Hi, I'm Adrian. In this demo, Jules OS answers a question about the industry's top-selling drugs. So, let's get started.
On the landing page of Jules OS, the user can enter the query, what is the revenue of the 10 top-selling drugs that target proteins highly expressed in the liver? Jules OS immediately gets to work, formulating a plan. Please note, for this demo, inference times have been sped up. Once this process is complete, Jools OS describes its plan and the reasoning behind it.
On the right-hand side of the screen, the sequential steps of this plan are shown in a mini-map. Below the plan, Jools OS asks me if I would like to continue to the first step. I respond, yes, to move forward.
Next, JulesOS begins executing the first step to get me all proteins highly expressed in the liver. Results are streamed back in real time and I can see the progression on the minimap. Here I can see that JulesOS decides to retrieve the genes dataset then designs a SQL query to extract the relevant data.
You can see that JulesOS is filtering for proteins expressed in the liver.
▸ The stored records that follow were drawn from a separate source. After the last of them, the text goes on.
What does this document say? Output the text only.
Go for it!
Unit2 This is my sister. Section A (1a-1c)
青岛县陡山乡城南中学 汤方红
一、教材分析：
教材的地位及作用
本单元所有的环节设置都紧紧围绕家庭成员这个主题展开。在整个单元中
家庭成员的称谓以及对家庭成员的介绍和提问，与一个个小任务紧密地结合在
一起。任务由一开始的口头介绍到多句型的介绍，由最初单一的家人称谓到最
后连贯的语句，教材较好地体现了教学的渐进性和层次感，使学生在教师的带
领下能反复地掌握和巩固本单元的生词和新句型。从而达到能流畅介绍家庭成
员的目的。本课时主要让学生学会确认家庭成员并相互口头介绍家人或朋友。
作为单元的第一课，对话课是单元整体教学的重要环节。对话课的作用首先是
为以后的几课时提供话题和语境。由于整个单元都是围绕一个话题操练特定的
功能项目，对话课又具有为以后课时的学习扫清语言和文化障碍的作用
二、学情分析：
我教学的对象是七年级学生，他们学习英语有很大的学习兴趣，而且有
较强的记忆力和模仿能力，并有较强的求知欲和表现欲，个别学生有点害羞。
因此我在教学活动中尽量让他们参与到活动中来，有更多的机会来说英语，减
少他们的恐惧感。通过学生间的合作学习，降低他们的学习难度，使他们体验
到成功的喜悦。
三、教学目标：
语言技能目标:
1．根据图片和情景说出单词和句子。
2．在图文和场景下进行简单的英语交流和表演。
A preview of this extracted data. is also provided.
Since this looks good, I'm going to click to proceed to the next step, which is get me the drug protein interactions for all drugs. In this case, Jools OS retrieves drug data and again designs a SQL query to extract the data. This is successful, so I again proceed to the next step of the plan, which is get me sales information for all drugs.
By inspecting the minimap, I can see that this will be the last data extraction step to complete. This also looks good. Therefore, I will click to proceed to the final step. Now this is the big one, where the magic happens.
Here, Jools OS analyzes and reasons about the extracted data to answer my initial question. It writes and executes its own Python code, debugging it as necessary along the way. I can see that Jools OS starts by breaking this data wrangling exercise down into a series of sub-steps. The first sub-step is to merge the extracted gene data with the extracted drug data.
Jools OS provides a sample of the output data for our review. The results look good. Let's continue. The next sub-step is to merge the extracted sales data. On first try, this join resulted in an empty data frame.
indicating that the approach failed. This can sometimes happen due to naming conventions, so I asked to normalize the names. All uppercase letters are converted into lowercase, and any leading or trailing white space is removed.
Looking good? Let's continue. The final step sorts the table.
by the total reported sales in 2022 and returns the top 10. This looks okay, but I want to ensure target protein names are displayed alongside each drug and the associated sales data. You can see the plan is updated on the fly. I click yes.
to proceed with the plan. Finally, we get to our answer. Jules OS has created a list of the top 10 selling drugs that target proteins highly expressed in the liver. We have a well-reasoned, data-driven answer to our question. I want to emphasize that this result was automatically generated without me needing to know about GSK's data ecosystem.
or having the ability to code. We believe this tool has real potential for augmenting the abilities of our scientists to make a step change in research productivity at GSK. Thank you for watching this demo.